LibCxx on older systems toolchain blew up on 10.6 -- and fixed -- WAS Re: Can't upgrade gtk3 as part of a "upgrade outdated", Segmentation fault?

Ken Cunningham ken.cunningham.webuse at gmail.com
Mon Aug 29 05:58:27 PDT 2016


Thanks for the info. I realize it's a small audience, and I'm happy to help, and in fact, don't mind plugging away at it when I have some time. No wonder the OP had trouble though.

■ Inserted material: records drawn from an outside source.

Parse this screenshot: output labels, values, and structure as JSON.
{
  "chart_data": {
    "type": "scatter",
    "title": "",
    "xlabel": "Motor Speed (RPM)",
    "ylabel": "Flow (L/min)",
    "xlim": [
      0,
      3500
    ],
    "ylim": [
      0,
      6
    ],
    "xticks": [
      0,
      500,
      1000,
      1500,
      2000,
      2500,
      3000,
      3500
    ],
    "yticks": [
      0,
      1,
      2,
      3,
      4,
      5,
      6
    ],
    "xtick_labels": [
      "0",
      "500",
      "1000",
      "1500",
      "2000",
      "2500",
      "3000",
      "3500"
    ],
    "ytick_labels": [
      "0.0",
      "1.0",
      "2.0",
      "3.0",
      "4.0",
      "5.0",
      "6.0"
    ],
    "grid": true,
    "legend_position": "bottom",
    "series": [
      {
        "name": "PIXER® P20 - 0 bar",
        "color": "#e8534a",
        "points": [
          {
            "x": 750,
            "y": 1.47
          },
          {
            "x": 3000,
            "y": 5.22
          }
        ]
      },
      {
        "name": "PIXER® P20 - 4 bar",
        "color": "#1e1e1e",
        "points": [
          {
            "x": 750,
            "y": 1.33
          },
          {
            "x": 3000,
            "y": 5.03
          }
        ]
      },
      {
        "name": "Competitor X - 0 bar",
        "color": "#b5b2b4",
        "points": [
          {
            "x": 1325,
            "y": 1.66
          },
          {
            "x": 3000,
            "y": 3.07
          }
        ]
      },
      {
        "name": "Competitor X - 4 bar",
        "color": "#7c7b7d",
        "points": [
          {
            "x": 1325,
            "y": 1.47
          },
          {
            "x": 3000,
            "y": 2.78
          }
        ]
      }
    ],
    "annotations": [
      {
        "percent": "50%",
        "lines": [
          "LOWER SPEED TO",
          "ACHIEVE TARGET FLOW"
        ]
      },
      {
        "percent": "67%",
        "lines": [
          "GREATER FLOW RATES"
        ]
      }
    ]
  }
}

The toolchain blew up with the last updates to cctools and ld64, and the current instructions and state of things don't appear (to me) to be able to work. 

But I believe have it fixed now, I think, with one small change in the instructions,  and one small change in the ld64 portfile.

I was unable to resuscitate the toolchain after it pulled in ld64 +llvm34, and ultimately I had to uninstall the toolchain completely and start over.

The current LibCxxOnOlderSystems instructions are mixed between +llvm37 and +llvm38. You can't use +llvm37 or clang-3.7 options because they no longer exist in cctools or ld64, so +llvm34 will get pulled back in instead.

The install goes OK if you ignore all the references to +llvm37 or clang-3.7, and just insert +llvm38 or clang-3.8 instead.


HOWEVER you can't build ld64 against +llvm38 due to errors in math.h (as Jeremy pointed out).

sudo port -v upgrade --enforce-variants ld64 -ld64_97 -ld64_127 -ld64_136 -ld64_236


As per:

<http://clang-developers.42468.n3.nabble.com/problems-building-libcxx-td2353619.html>

These math errors appear to be fixed on 10.6 by adding this line in the ld64 portfile -- 

    configure.cppflags-append -I${workpath}/dyld-${dyld_version}/include
+    configure.cppflags-append -U__STRICT_ANSI__

And then it all installs and appears to be a coherent toolchain that works again (with clang-3.8, llvm-3.8).

Best,

Ken



On 2016-08-29, at 1:45 AM, Mojca Miklavec wrote:

> On 28 August 2016 at 23:21, Ken Cunningham wrote:
>> OK - I see what happened.
>> 
>> All traces of llvm37 have been from the new ld64 portfile.
>> 
>> and so when the porfile saw my requested +llvm37, it saw that as no llvm variant, and defaulted to llvm34. And now my toolchain is looking pretty inoperable.
>> 
>> there isn't an llm37 option in the ld64 portfile any longer.
>> 
>> I either have to add one -- or -- reinstall everything
>> 
>> but the <https://trac.macports.org/wiki/LibcxxOnOlderSystems> instructions currently have a mixture of clang-3.7 references and llvm38 references.
> 
> That's partially because it was written when 3.7 made sense (ok, it
> was probably earlier, when 3.5 or 3.6 was there), then 3.8 was
> released, but buggy, so some instructions reverted back to 3.7 ...
> 
>> I thought 3.8 was not yet workable, and so we were to stick with 3.7 -- maybe this is in transition?
> 
> Probably. Your feedback might help though.
> 
>> Looks like I need to let this all settle down in the portfile evolution for a bit, and come back in a few days :>
> 
> Jeremy was cleaning up some of these files recently and it's quite
> likely that not all of the changes were heavily tested on 10.5 and
> 10.6.
> 
> As an example, a recently discovered problem on 10.5 has just been
> fixed and more changes have been applied just now. It makes sense to
> open a new ticket for a problem like the one you mentioned. (Actually,
> it also makes sense to upload crash reports and other problems to a
> ticket in Trac. Trac can easily handle a 2 MB file that pastebin is
> refusing.)
> 
> The setup for libc++ has a very small audience / a very small pool of
> testers. Until we set up new build slaves and attract more users,
> problems are to be expected. (Even then it will still be a problem
> because most developers use the latest OS, so there are very often
> very few people able to help.) Most support for old OSes is there
> because those OSes used to be "up-to-date" some time back and
> developers made sure everything was working (at least until new
> software came up that required C++11). The libc++ support came later
> and is constantly evolving due to releases of newer compilers.